Cardinal Keith O'Brien (above) can't have it both ways. If, as you reported last week, he expects selective schools to be financed by all taxpayers, regardless of their religious beliefs, he must also accept that the public will exercise its right to question whether its funding of such schools is justified.
If the public can't do this through political parties, which seek to be all things to all men, it can do so through letters to the press. The reader will judge which reflects public views more accurately and I suspect that the Cardinal knows, too, which is a better barometer of public opinion.
Raising such questions is not the same as anti-Roman Catholicism. It is the right of free citizens living in a democratic society with a free press, and it maintains effective use of public funds for all taxpayers.
Unlike the Cardinal, I have not had time since August 6 to count all the letters to the press on the subject. But I am certain that I have read as many letters from the militant Catholic lobby as those questioning the continuing need for such schools.
It seems to me that those letters interpreted as "attacking" Catholic schools have in fact been correspondence from tax-paying voters who have questioned: i) the public funding of what is perceived by many as a "jobs for the boys"

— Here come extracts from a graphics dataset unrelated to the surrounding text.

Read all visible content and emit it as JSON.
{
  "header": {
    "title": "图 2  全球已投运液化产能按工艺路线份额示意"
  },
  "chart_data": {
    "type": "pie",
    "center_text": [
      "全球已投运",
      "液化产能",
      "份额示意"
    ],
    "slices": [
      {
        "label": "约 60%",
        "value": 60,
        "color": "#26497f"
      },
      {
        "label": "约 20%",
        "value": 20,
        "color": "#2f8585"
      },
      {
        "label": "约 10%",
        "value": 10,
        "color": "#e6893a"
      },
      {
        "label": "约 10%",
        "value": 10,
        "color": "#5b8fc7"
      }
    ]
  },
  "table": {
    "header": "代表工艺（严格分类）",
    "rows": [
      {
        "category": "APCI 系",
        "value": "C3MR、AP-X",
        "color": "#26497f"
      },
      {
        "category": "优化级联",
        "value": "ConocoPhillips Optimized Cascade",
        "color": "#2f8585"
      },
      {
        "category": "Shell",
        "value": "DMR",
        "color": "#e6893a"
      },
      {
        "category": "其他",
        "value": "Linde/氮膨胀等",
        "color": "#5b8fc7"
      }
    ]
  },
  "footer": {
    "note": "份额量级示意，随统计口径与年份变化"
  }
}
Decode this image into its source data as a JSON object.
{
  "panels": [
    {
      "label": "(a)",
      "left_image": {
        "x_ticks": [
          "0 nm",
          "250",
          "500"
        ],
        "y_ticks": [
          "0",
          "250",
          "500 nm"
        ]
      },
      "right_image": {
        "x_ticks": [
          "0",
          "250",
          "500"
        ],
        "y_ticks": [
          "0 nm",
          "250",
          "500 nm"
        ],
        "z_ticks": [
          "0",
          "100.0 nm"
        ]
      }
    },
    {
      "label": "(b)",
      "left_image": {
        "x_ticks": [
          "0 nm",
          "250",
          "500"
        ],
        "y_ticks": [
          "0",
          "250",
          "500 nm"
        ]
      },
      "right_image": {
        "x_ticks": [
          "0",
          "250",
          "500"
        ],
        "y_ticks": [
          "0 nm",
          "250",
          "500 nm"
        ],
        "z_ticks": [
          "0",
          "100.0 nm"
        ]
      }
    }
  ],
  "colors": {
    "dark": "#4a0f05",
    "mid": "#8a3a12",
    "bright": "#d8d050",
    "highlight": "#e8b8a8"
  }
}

culture ii) the wisdom of separating five-year-olds from their friends on the grounds of their parents' alleged religious convictions iii) the need for separate facilities for adults of the same gender on shared campuses.
I am aware that I shall now be accused of being anti-Catholic, which I am not. I have no objection to seeing denominational schools continue in the same way as all other selective schools - through the funding solely of those who use their services.
However, should any educational institution wish to receive funding through my taxation, it must submit itself to my scrutiny, as befits any publicly funded body.